The idea of learning objects and its working standardization for the Learning Object Metadata as recommended by IEEE 1484 significantly revolutionized the latest educational technology -- especially in many existing e-learning systems where course or quiz materials can be conveniently anchored on a network of well-defined learning objects. In many real-world applications, such networks/repositories may consist of hundreds or thousands of learning objects spanning different levels of detail. Some learning objects are independent concepts (or nodes) while others are engaged in some complex relations.

To allow the designers of those e-learning systems to restructure the network of learning objects for greater accessibility or faster navigation, and more importantly facilitating both educators and learners to quickly identify some important relation(s) among the involved learning objects (or concepts), this is clearly where adaptive information visualization techniques may help. Through adaptive visualization, users can focus on various subsets of learning objects with different properties for careful analysis. Unfortunately, there is no existing information visualization technique customizable for dynamic viewing of different subsets of learning objects.

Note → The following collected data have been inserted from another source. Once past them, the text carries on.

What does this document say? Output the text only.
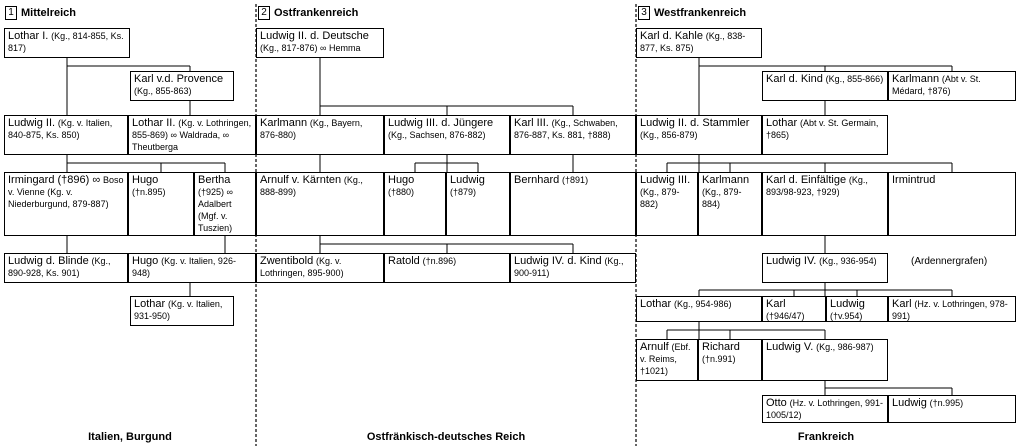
1 Mittelreich	2 Ostfrankenreich	3 Westfrankenreich
Lothar I. (Kg., 814-855, Ks. 817)
Karl v.d. Provence (Kg., 855-863)
Ludwig II. (Kg. v. Italien, 840-875, Ks. 850)
Lothar II. (Kg. v. Lothringen, 855-869) ∞ Waldrada, ∞ Theutberga
Irmingard (†896) ∞ Boso v. Vienne (Kg. v. Niederburgund, 879-887)
Hugo (†n.895)
Bertha (†925) ∞ Adalbert (Mgf. v. Tuszien)
Ludwig d. Blinde (Kg., 890-928, Ks. 901)
Hugo (Kg. v. Italien, 926-948)
Lothar (Kg. v. Italien, 931-950)
Ludwig II. d. Deutsche (Kg., 817-876) ∞ Hemma
Karlmann (Kg., Bayern, 876-880)
Ludwig III. d. Jüngere (Kg., Sachsen, 876-882)
Karl III. (Kg., Schwaben, 876-887, Ks. 881, †888)
Arnulf v. Kärnten (Kg., 888-899)
Hugo (†880)
Ludwig (†879)
Bernhard (†891)
Zwentibold (Kg. v. Lothringen, 895-900)
Ratold (†n.896)	Ludwig IV. d. Kind (Kg., 900-911)
Karl d. Kahle (Kg., 838-877, Ks. 875)
Karl d. Kind (Kg., 855-866) Karlmann (Abt v. St. Médard, †876)
Ludwig II. d. Stammler (Kg., 856-879)
Lothar (Abt v. St. Germain, †865)
Ludwig III. (Kg., 879-882)
Karlmann (Kg., 879-884)
Karl d. Einfältige (Kg., 893/98-923, †929)
Irmintrud
(Ardennergrafen)
Ludwig IV. (Kg., 936-954)
Lothar (Kg., 954-986)	Karl (†946/47)
Ludwig (†v.954)
Karl (Hz. v. Lothringen, 978-991)
Arnulf (Ebf. v. Reims, †1021)
Richard (†n.991)
Ludwig V. (Kg., 986-987)
Otto (Hz. v. Lothringen, 991-1005/12)
Ludwig (†n.995)
Italien, Burgund	Ostfränkisch-deutsches Reich	Frankreich
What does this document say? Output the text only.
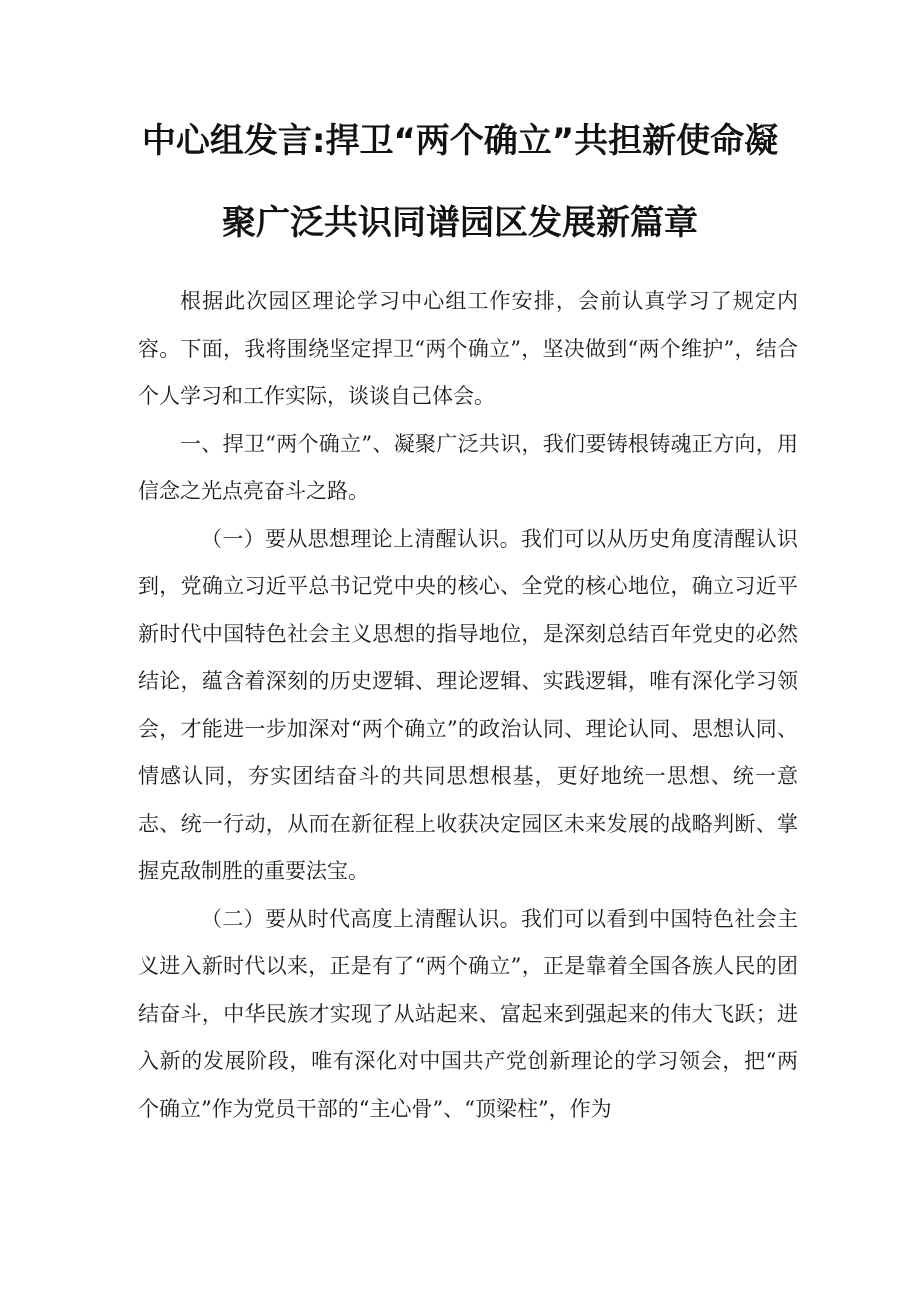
中心组发言:捍卫“两个确立”共担新使命凝
聚广泛共识同谱园区发展新篇章

根据此次园区理论学习中心组工作安排，会前认真学习了规定内容。下面，我将围绕坚定捍卫“两个确立”，坚决做到“两个维护”，结合个人学习和工作实际，谈谈自己体会。

一、捍卫“两个确立”、凝聚广泛共识，我们要铸根铸魂正方向，用信念之光点亮奋斗之路。

（一）要从思想理论上清醒认识。我们可以从历史角度清醒认识到，党确立习近平总书记党中央的核心、全党的核心地位，确立习近平新时代中国特色社会主义思想的指导地位，是深刻总结百年党史的必然结论，蕴含着深刻的历史逻辑、理论逻辑、实践逻辑，唯有深化学习领会，才能进一步加深对“两个确立”的政治认同、理论认同、思想认同、情感认同，夯实团结奋斗的共同思想根基，更好地统一思想、统一意志、统一行动，从而在新征程上收获决定园区未来发展的战略判断、掌握克敌制胜的重要法宝。

（二）要从时代高度上清醒认识。我们可以看到中国特色社会主义进入新时代以来，正是有了“两个确立”，正是靠着全国各族人民的团结奋斗，中华民族才实现了从站起来、富起来到强起来的伟大飞跃；进入新的发展阶段，唯有深化对中国共产党创新理论的学习领会，把“两个确立”作为党员干部的“主心骨”、“顶梁柱”，作为
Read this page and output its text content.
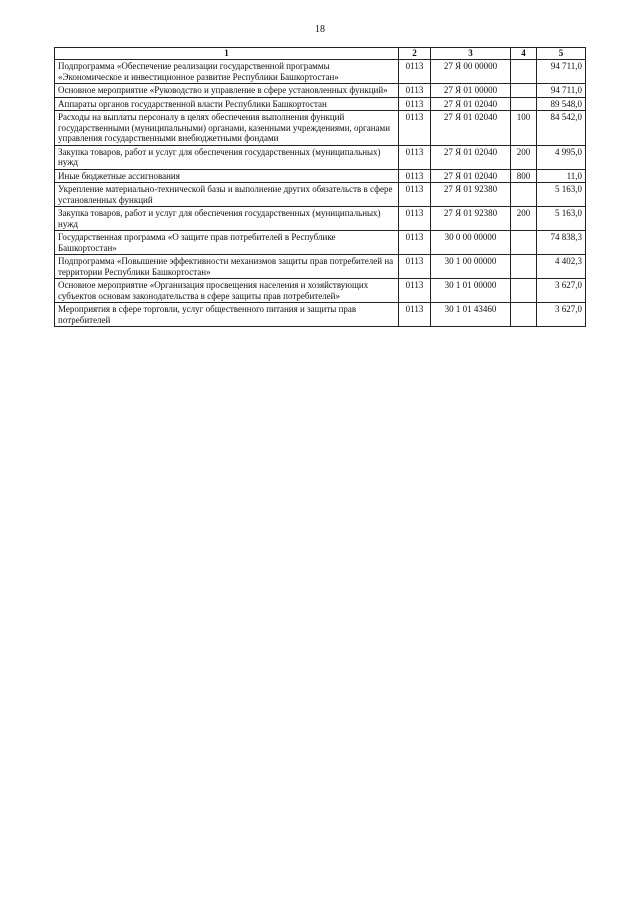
18
1	2	3	4	5
Подпрограмма «Обеспечение реализации государственной программы «Экономическое и инвестиционное развитие Республики Башкортостан»	0113	27 Я 00 00000		94 711,0
Основное мероприятие «Руководство и управление в сфере установленных функций»	0113	27 Я 01 00000		94 711,0
Аппараты органов государственной власти Республики Башкортостан	0113	27 Я 01 02040		89 548,0
Расходы на выплаты персоналу в целях обеспечения выполнения функций государственными (муниципальными) органами, казенными учреждениями, органами управления государственными внебюджетными фондами	0113	27 Я 01 02040	100	84 542,0
Закупка товаров, работ и услуг для обеспечения государственных (муниципальных) нужд	0113	27 Я 01 02040	200	4 995,0
Иные бюджетные ассигнования	0113	27 Я 01 02040	800	11,0
Укрепление материально-технической базы и выполнение других обязательств в сфере установленных функций	0113	27 Я 01 92380		5 163,0
Закупка товаров, работ и услуг для обеспечения государственных (муниципальных) нужд	0113	27 Я 01 92380	200	5 163,0
Государственная программа «О защите прав потребителей в Республике Башкортостан»	0113	30 0 00 00000		74 838,3
Подпрограмма «Повышение эффективности механизмов защиты прав потребителей на территории Республики Башкортостан»	0113	30 1 00 00000		4 402,3
Основное мероприятие «Организация просвещения населения и хозяйствующих субъектов основам законодательства в сфере защиты прав потребителей»	0113	30 1 01 00000		3 627,0
Мероприятия в сфере торговли, услуг общественного питания и защиты прав потребителей	0113	30 1 01 43460		3 627,0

In this paper, we consider adapting the well-known force scan algorithm (FSA) as flexible variants integrated with effective heuristics to produce appropriate diagrams of various scales or shapes for different analysis or screen sizes. For diagrams solely involving independent learning objects, our aim is to enhance the visibility by evenly spreading out the learning objects with adjustable angular or pixel displacement while avoiding node overlapping on the different levels. However, for network diagrams of related learning objects, the main challenge is to avoid both node and edge overlapping while spreading out the concerned learning objects on pre-assigned levels. In both cases, our adapted FSA works for its best interest to preserve the mental map of the initial diagrams of learning objects. To demonstrate the possible advantages of our proposal, we implemented two variants of our adapted FSA for adaptive visualization of networks of learning objects, and ran them on both random and real test cases. The preliminary experimental results demonstrated the strength of our proposal from which existing e-learning systems can benefit. More importantly, it shed light on several interesting directions for further investigation.